By: FATHER HAYNES HUBBARD

MY SON Caspian is a slitherer. Which is to say, when we put him on the floor, and if the floor is the least bit slippery, instead of crawling, he slithers. And he slithers very quickly indeed.

Upon release, unless we watch carefully, he is round the corner and into something. Anything. And sometimes that anything is not what he should be into.

So having a 10-month-old once again has reminded us of the need to pay attention to details. To small things. To what is on the floor, and what is down around our knees. Because if we don’t pay attention, he certainly will. And chances are very good that whatever it is will end up in his mouth. So for us, in our home, little things have become very important.

Which is precisely the same with God, I discover. For Him, little things are extraordinarily important.
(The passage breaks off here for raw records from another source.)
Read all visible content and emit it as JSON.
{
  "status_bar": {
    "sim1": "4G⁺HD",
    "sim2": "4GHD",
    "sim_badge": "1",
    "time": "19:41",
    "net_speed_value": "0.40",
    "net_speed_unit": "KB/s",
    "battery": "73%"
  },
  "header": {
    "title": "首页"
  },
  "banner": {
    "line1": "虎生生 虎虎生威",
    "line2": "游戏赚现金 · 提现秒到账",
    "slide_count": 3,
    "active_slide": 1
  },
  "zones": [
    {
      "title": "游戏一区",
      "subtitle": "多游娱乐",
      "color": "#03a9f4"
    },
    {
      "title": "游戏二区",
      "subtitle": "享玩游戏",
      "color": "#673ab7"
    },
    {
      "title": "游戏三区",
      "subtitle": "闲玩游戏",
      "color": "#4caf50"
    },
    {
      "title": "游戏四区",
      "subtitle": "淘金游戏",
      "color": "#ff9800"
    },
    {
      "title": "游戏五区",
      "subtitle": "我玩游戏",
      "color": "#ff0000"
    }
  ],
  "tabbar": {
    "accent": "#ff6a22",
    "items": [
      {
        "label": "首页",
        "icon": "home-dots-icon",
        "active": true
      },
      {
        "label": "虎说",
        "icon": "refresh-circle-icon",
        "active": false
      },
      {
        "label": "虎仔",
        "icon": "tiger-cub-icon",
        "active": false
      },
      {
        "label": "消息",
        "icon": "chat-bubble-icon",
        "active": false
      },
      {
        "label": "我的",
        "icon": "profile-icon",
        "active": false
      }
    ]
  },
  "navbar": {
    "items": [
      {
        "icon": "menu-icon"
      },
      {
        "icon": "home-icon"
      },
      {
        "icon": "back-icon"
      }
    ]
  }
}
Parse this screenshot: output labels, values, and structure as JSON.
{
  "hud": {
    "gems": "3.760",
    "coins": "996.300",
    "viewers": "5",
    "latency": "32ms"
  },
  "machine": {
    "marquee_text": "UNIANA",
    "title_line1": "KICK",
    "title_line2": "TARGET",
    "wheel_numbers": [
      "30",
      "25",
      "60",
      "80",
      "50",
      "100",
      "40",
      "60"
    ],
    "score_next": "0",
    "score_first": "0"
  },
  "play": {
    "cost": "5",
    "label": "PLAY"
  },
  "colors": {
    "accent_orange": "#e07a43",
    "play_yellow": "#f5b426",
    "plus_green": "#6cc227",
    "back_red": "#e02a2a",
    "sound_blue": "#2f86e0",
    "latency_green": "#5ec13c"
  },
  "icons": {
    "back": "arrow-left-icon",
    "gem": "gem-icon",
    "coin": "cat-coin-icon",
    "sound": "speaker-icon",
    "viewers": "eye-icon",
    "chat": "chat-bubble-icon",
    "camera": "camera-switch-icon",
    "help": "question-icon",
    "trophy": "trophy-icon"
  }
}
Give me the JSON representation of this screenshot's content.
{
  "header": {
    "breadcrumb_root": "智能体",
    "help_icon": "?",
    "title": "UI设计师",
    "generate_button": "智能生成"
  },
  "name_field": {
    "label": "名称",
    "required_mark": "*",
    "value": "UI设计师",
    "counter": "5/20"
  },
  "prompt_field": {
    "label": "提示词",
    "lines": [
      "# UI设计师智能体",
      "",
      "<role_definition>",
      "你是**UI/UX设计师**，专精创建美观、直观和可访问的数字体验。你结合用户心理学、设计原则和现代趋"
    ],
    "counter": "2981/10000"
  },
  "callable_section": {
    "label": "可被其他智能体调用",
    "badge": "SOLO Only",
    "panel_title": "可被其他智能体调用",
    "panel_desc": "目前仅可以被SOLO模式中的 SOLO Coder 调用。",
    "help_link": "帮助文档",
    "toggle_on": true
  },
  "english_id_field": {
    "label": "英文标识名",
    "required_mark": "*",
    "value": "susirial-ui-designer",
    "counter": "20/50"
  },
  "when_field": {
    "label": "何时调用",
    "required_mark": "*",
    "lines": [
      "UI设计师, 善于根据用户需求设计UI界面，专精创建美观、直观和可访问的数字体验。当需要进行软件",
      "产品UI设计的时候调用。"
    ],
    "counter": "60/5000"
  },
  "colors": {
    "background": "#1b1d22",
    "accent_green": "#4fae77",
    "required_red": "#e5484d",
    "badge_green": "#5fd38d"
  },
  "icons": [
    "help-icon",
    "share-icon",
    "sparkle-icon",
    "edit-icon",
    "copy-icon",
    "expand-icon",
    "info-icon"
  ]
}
And He makes His presence known and felt in tiny places, when it seems as though the larger arena has been completely overcome – sometimes by evil.

We have been walking through just such an experience here in Luz these past months: evil has come upon this town, but God’s goodness is all over the place, in the cracks and in the corners. In the church building where so many many prayers have been offered, in the love given and received by strangers who have become friends, in the shared compassion of English and Portuguese communities for a couple in despair.

God’s goodness and light cannot be overwhelmed but it can be missed.

God’s love is such that He has created this universe with the precise thought that it would mirror Himself: that is, would be good and beautiful. And that it will grow in that beauty and goodness. Right down to the last detail. It is our endeavour to look for that goodness. To make sure the brokenness of this world: the evil, sadness, despair and simple banality which sometimes seem to overwhelm our surroundings don’t overshadow the beauty He has poured into our lives.

For little Caspian, nothing is too small for his attention and all merits his tasting it. For God, it is very similar. Nothing is too insignificant and nothing too awful that His goodness won’t be found to have penetrated it. We just have to have the eyes to see it.

Fr. Haynes Hubbard, along with Caspian and the rest of his family, lives in Praia da Luz. He is the Senior Chaplain for St. Vincent’s Anglican Chaplaincy, with congregations in Luz, Almancil and Monte da Palhagueira.